Przez dwa tygodnie na boiskach Bundesligi nie działo się nic, jednak mieliśmy na co czekać. Gdy w końcu przerwa reprezentacyjna dobiegła końca, nasi zachodni sąsiedzi serwują nam nie lada danie. Już dziś mecz, który może okazać się kluczowy w walce o końcowy triumf w lidze niemieckiej.
Tak ciekawie zapowiadającego się meczu nie było od dawna. Oba zespoły były przed przerwą na mecze reprezentacji w bardzo dobrej formie i zaliczyły co najmniej cztery mecze z rzędu bez porażki. Zarówna Leipzig jak i Bayern mają zresztą na swoim koncie jedynie trzy ligowe przegrane w sezonie 2020/2021. Bawarczycy znajdują się jednak w tabeli o cztery punkty przed rywalami, gdyż zawodnicy prowadzeni przez Juliana Nagelsmanna dwukrotnie więcej remisowali.
Od ostatnich oficjalnych spotkań rozegranych przez te kluby minęło jednak pół miesiąca, a to spory wycinek czasu, więc forma piłkarzy jest poniekąd znakiem zapytania. Możemy być jednak przekonani, że mecz nie będzie nudny. Dla RB Leipzig to prawdopodobnie ostatnia okazja, żeby zbliżyć się mocno do Bayernu i naciskać na mistrzów w rywalizacji o tytuł. „Die Roten” grają jednak w tym roku tak dobrze, że gdyby udało się dziś pokonać „Byki”, wypracowując sobie przewagę siedmiu „oczek”, zdobycie kolejnej patery byłoby niemal pewne. Co ciekawe, ostatnie trzy mecze między tymi zespołami kończyły się remisem, a w ostatniej potyczce, rozegranej w grudniu, miała miejsce szalona strzelanina, w której ostatecznie padł wynik 3-3.

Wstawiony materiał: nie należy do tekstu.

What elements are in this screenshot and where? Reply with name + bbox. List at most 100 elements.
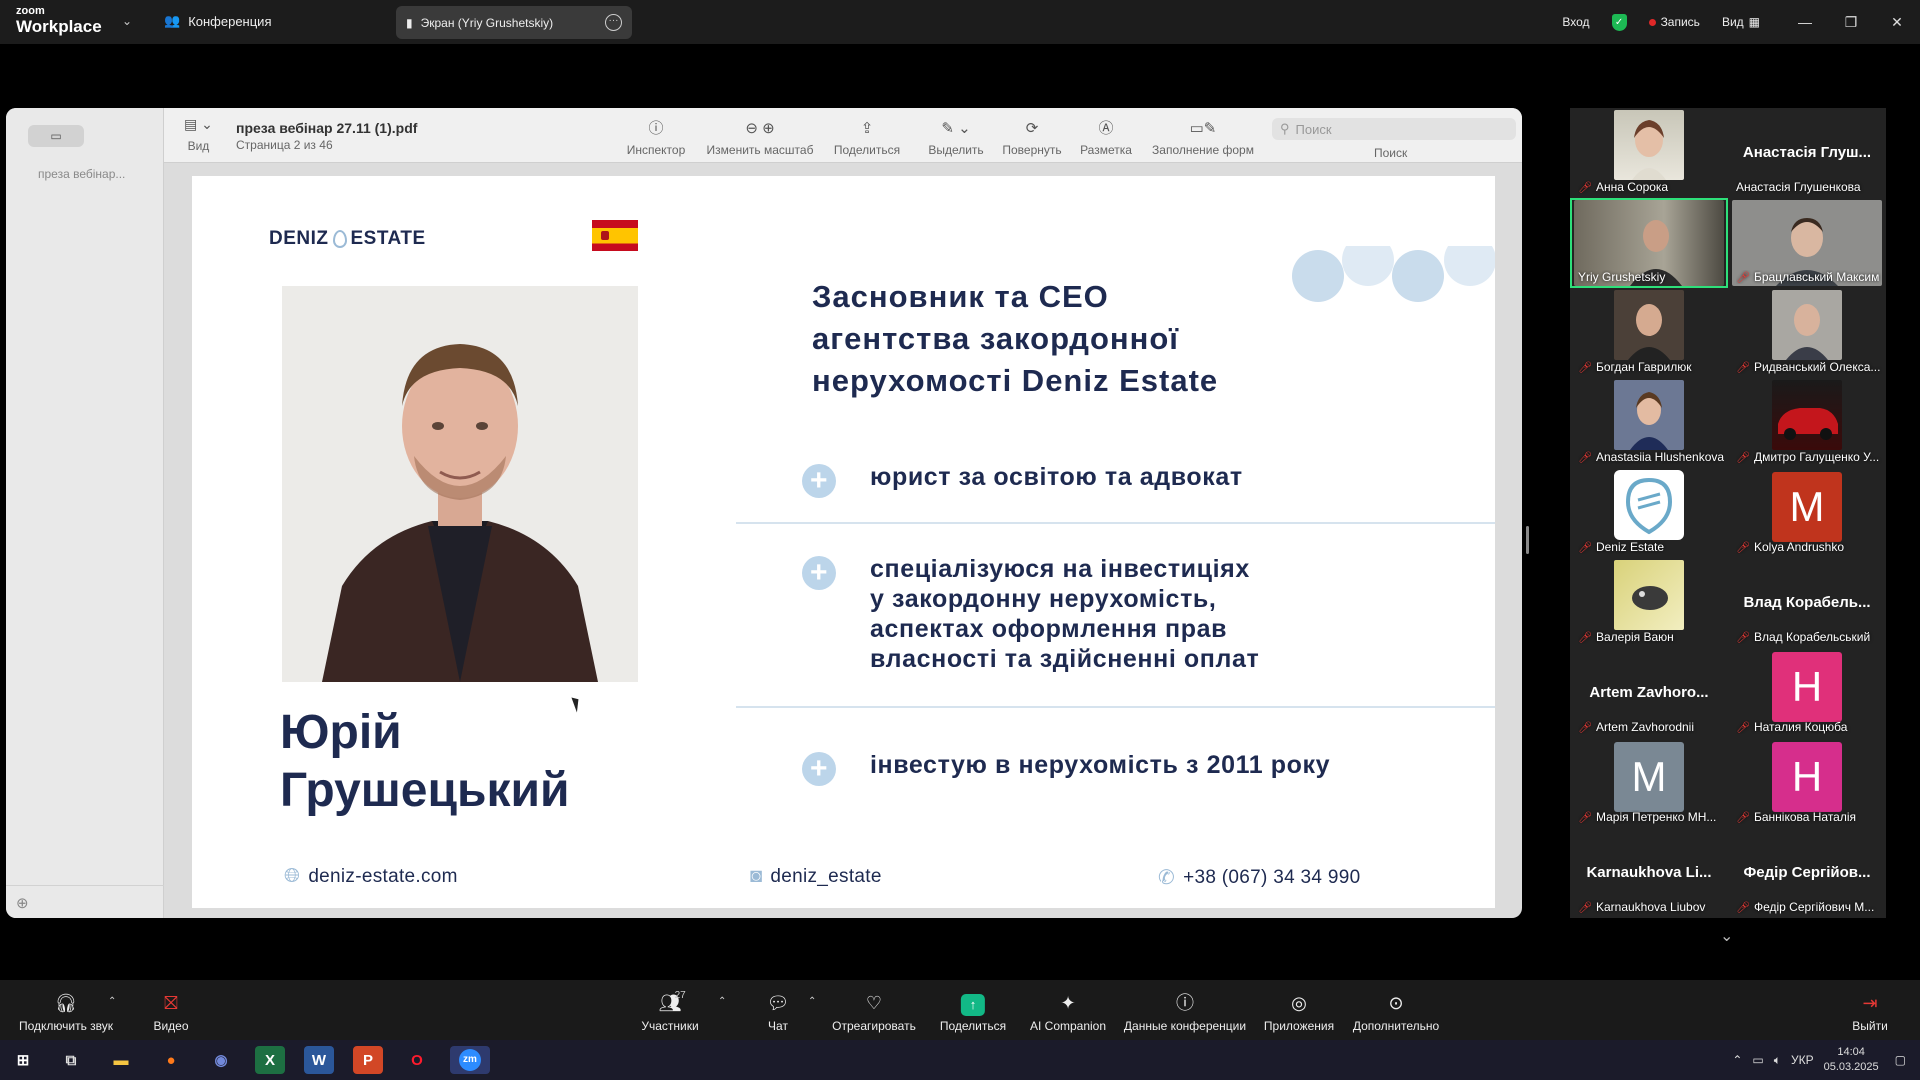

Najważniejszą absencją w tym pojedynku jest oczywiście brak Roberta Lewandowskiego w ekipie Bayernu Monachium – to z pewnością przysparza Hansiego Flicka o ból głowy. Jednak to jeszcze nie koniec listy. Zawieszeni za kartki są dziś Alphonso Davies i Jerome Boateng, a kontuzja z udziału w meczu wyklucza także Douglasa Costę. Oprócz nich nieobecni będą również Corentin Tolisso i Tanguy Nainzou. Jeśli chodzi o RB Leipzig, Julian Nagelsmann nie będzie mógł skorzystać z usług chociażby Marcela Halstenberga, który nadal pozostaje w kwarantannie. Tworzy to jeszcze większy kłopot, gdy wiemy, iż występ Angelino również jest zagrożony ze względu na problemy mięśniowe. W meczu z pewnością nie wystąpią też odbywający karę za żółte kartki Kevin Kampl oraz kontuzjowany Dominik Szoboszlai, a pewny znalezienia się w składzie – także ze względu na zdrowie – nie może być Konrad Laimer.
Biorąc pod uwagę więc formę zespołów, sytuację w tabeli i problemy kadrowe możemy dojść do jednego prostego wniosku – tego pojedynku po prostu nie można przegapić. Początek hitu Bundesligi o godzinie 18:30. Mecz w kanale 2. Radia Gol skomentuje dla Państwa Maciej Piotrowski. Zapraszamy!